S-1 is an oral anticancer agent containing tegafur, a prodrug of 5-fluorouracil (5-FU), and two modulators. One is 5-chloro-2,4-dihydroxypyridine, which causes prolonged retention of 5-FU in the bloodstream and enhances the pharmacological actions of 5-FU by competitively inhibiting its degradation. The other is potassium oxonate, which localizes in the mucosa of the gastrointestinal tract after oral administration and alleviates gastrointestinal toxicities induced by 5-FU [5, 6]. S-1 monotherapy is considered a second- or third-line chemotherapy for unresectable cancer [7]. Although response rates are modest, S-1 monotherapy is safe and well tolerated by elderly patients [8], and it can be administered over the long term in the outpatient setting. Thus, patients can undergo S-1 chemotherapy while maintaining a reasonable quality of life. The original S-1 regimen comprised four weeks of chemotherapy followed by two weeks of rest. However, Itoi et al. [9] reported that a regimen comprising two weeks of S-1 followed by one week of rest is less likely to be interrupted by side effects and is safer for outpatients.

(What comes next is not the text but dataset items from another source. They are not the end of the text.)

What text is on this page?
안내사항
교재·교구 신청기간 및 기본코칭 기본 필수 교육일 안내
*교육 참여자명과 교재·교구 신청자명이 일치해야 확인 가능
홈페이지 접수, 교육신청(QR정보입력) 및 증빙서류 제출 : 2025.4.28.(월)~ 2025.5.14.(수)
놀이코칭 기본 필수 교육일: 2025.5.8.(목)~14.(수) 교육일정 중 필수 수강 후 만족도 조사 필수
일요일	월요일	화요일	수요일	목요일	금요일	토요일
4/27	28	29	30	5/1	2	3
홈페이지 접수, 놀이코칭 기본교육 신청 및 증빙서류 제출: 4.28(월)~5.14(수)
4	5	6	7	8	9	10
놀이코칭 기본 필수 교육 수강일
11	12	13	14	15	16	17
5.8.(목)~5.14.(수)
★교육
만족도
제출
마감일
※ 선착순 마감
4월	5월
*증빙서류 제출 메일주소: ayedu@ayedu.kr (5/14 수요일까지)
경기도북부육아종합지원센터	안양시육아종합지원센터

Some studies of models have found that continuous low-dose chemotherapy can cause the long-term suppression of tumor proliferation in vitro and in vivo and that one of the action mechanisms involves antiangiogenic effects [10, 11]. Recently, much attention has been focused on metronomic chemotherapy; some successful drug combinations for several cancers have been reported [12]. Allegrini et al. [13] reported metronomic chemotherapy regimen including UFT plus cyclophosphamide (CTX) and celecoxib (CXB) in patients with advanced refractory gastrointestinal cancers. The results of this study suggested a possible antitumor activity of this metronomic regimen, comparable with those observed in the same setting patients treated with other chemotherapy. Tumor vasculatures instead of tumor cells were main target of these chemotherapy regimens, and the same mechanisms might have been involved in the outcome for our patient.

Low-dose S-1 chemotherapy for elderly patients with head and neck carcinoma appears to be safe in the outpatient setting and might be an effective strategy with which to maintain the quality of life of patients who have incurable and dormant tumors.

Conflicts of Interest

The authors declare no conflicts of interest regarding the publication of this report.